In a perfect world we could all still pop into a typewriter shop close by, of even a large department store, and be confronted by a display wall with a wide range of brand new portable typewriters. If that could be the case in 2021, and I was looking for portables for the Museum of Australian Democracy’s “Yours Faithfully” exhibition, I know exactly what model typewriters I’d be there to buy. They’d be the cheapest on offer, Japanese-made, and either Nakajimas or Silver-Seikos (and at a pinch Brothers).
None of us involved in setting up the “Yours Faithfully” exhibition, which opened on December 17, 2019, had any real idea what would become of the portables being used there. I for one didn’t grasp what little supervision there would be. I appreciated that most of the typewriter users would be young children, but assumed they would be there in the company of adults who would understand some care of these machines was required. The museum guides are volunteer staff, and there are too few of them to keep a regular eye on all the exhibitions going on at what used to be called Old Parliament House. The curators are usually occupied elsewhere, and unable to constantly attend to existing exhibitions. But “Yours Faithfully” is absolutely unique, in that it is a “hands-on” exhibition – the machines are there to be used, and as often as possible.
I have been called in many times in the past 15 months to carry out running repairs on the typewriters. At first the problems were mostly minor things – ribbons yanked out and twisted up, carriage locks inadvertently applied (“This doesn’t work!”), spools replaced incorrectly, ribbon colour selector switches moved to stencil, that sort of thing. It was more interesting for me to see which typewriters stood up to the pounding they got – initially, not surprisingly, the Olivetti Lettera 32 and the Hermes Baby seemed to fare best. A Silver-Seiko kept plugging along, as did, in the main, the Olympias. But in time things have become more serious, most notably carriage levers broken off the Baby, an Adler Gabriele and, most alarmingly, a lovely Facit TP1.
Ribbons and typebars are irresistible to children.
In all of this the one important thing has been to maintain the required number of working typewriters (I would say a minimum of six, with at least four to six as back-ups). The demand has been great, and with the start of school holidays last week there were queues of people lining up waiting for when one of the portables became available to use. That’s great in terms of our wish to see people, especially young people, using typewriters, but the level of wear and tear sometimes appears to almost match the popularity of these machines.

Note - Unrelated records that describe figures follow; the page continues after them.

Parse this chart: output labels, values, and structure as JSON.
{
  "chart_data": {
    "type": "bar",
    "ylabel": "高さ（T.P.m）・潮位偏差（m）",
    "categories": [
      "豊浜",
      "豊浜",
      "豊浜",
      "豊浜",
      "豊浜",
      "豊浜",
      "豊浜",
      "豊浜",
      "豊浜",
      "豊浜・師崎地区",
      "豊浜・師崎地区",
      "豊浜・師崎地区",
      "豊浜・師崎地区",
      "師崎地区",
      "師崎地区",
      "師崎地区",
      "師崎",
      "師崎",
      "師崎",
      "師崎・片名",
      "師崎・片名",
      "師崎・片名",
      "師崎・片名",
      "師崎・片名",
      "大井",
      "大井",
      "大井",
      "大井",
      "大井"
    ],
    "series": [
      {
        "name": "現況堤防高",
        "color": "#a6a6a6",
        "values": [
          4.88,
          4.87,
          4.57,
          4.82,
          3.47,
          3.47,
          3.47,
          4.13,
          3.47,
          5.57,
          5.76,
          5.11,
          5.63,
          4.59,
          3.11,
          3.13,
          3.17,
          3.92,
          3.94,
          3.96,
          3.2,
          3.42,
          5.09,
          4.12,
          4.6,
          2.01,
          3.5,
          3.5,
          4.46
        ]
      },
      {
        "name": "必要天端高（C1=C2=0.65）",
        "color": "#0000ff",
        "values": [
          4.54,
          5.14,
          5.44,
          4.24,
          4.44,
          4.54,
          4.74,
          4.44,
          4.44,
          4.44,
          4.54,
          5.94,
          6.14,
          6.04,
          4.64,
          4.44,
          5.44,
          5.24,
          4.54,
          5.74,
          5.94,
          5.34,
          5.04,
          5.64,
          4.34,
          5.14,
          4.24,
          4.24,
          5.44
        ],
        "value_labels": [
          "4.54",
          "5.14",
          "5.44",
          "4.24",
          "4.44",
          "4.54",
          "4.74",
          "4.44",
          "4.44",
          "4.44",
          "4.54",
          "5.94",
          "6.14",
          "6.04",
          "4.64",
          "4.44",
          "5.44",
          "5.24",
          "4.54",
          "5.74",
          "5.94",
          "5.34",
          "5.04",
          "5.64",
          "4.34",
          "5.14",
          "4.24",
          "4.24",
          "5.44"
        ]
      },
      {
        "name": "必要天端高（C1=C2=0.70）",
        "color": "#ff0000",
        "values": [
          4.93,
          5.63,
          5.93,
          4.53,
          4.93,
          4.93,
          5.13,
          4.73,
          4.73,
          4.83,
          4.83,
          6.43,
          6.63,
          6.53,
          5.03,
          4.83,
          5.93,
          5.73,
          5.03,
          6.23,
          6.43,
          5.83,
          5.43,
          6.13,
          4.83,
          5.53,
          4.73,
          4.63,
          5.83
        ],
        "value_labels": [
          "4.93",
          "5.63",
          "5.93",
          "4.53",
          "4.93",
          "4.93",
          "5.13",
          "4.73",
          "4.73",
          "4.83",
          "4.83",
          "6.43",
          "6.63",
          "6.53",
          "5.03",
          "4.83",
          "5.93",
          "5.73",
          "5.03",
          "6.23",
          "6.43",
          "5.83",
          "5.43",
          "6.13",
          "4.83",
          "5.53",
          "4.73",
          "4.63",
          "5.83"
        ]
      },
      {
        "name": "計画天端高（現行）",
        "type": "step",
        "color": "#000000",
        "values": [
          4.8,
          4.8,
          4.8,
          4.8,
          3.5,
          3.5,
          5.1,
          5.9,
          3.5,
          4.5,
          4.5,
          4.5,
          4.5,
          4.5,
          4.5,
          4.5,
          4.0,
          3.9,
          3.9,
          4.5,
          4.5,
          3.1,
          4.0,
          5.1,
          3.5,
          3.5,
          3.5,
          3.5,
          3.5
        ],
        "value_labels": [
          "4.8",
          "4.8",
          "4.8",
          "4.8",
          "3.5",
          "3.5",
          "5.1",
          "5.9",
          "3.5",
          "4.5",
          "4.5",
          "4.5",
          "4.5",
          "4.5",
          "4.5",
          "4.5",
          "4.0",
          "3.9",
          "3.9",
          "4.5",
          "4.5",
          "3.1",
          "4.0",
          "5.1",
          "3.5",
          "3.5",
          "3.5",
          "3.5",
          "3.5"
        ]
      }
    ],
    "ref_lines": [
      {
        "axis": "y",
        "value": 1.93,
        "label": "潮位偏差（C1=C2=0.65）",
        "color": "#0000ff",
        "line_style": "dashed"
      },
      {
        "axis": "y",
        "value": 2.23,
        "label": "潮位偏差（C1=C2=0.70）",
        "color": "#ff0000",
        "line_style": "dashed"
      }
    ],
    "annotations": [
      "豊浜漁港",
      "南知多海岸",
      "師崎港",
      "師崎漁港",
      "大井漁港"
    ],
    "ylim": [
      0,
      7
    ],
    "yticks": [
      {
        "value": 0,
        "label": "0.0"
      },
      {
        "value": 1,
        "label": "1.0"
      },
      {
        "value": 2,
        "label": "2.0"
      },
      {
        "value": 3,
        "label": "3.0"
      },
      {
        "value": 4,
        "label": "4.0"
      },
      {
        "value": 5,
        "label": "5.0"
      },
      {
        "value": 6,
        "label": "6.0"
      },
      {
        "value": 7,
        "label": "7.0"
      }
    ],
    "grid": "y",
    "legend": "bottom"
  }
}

That’s why I say my choice of typewriters for the exhibition would be different now than it was back in December 2019. Back then I supplied what I could, and assumed they could all cope. There were only a couple of Japanese portables among them. In hindsight, and if I’d had a range of typewriters to choose from, I wouldn’t be including Olivettis (there are now two Studio 45s in the line-up), a Dutch-made plastic Remington (also now two), an Adler, a Hermes Bay or a Facit TP1. I’d be just looking for Nakajimas and Silver-Seikos, sold in this country under many brand names (Chevron, Craftamatic, Imperial, Kmart, Majitouch, Pinnock and Royal, to list just a few). These are simple designs, put together in a simple way, and are nothing if not durable - and easy to fix when not. Plus, I must confess, it doesn’t break my heart to see a Nakajima or a Silver-Seiko damaged. Not that any have been, at least not seriously.
I suspect, however, as demand for Japanese machines rose, production techniques changed and machine assembly became more prevalent. Take for example a Chevron, one of the “Yours Faithfully” faithful which has just joined those few which have fallen by the wayside. It’s actually a Brother 30oT, known variously as an Underwood and Antares 130 and a Privileg, among other brand names. The escapement rail is machine attached to the carriage, pivoting with the carriage release lever on metal studs, and when this arrangement comes apart under heavy usage, manually applied screws can’t fix it. The plate underneath the ribbon spool capstan on the Olivetti Studio 45 is similarly attached, and again beyond repair if it breaks loose.
Those portables – thankfully, the large majority - that survive the beating they get at “Yours Faithfully” will be kept going as long as I can manage to continue to make them operational. The bottom line, of course, is that whatever happens to them, they have brought much joy to many, many hundreds of children, and I guess that makes the whole exercise worthwhile.
In early December 1967, Royal advertised a range of portables for various age groups, including this Silver-Seiko-made Royal Mercury, aimed at ages nine to 12, which broadly speaking would be the age range of children using typewriters at the "Yours Faithfully" exhibition. Royal didn't make it for kids, Silver-Seiko did, and for all age groups. Still, Royal's other claims are valid - the Mercury is made of steel and it was comparatively cheap back then (K-Mart labelled Nakajimas sold for $50 in Australia, even in 1978). Royal argued there were typewriters made for nine-year-olds, and they were right. It doesn't have doodads, and spending more than $50 on a very sturdy typewriter for a pre-high schooler would have been a boo-boo.
*None of the photographs above were taken at the "Yours Faithfully" exhibition.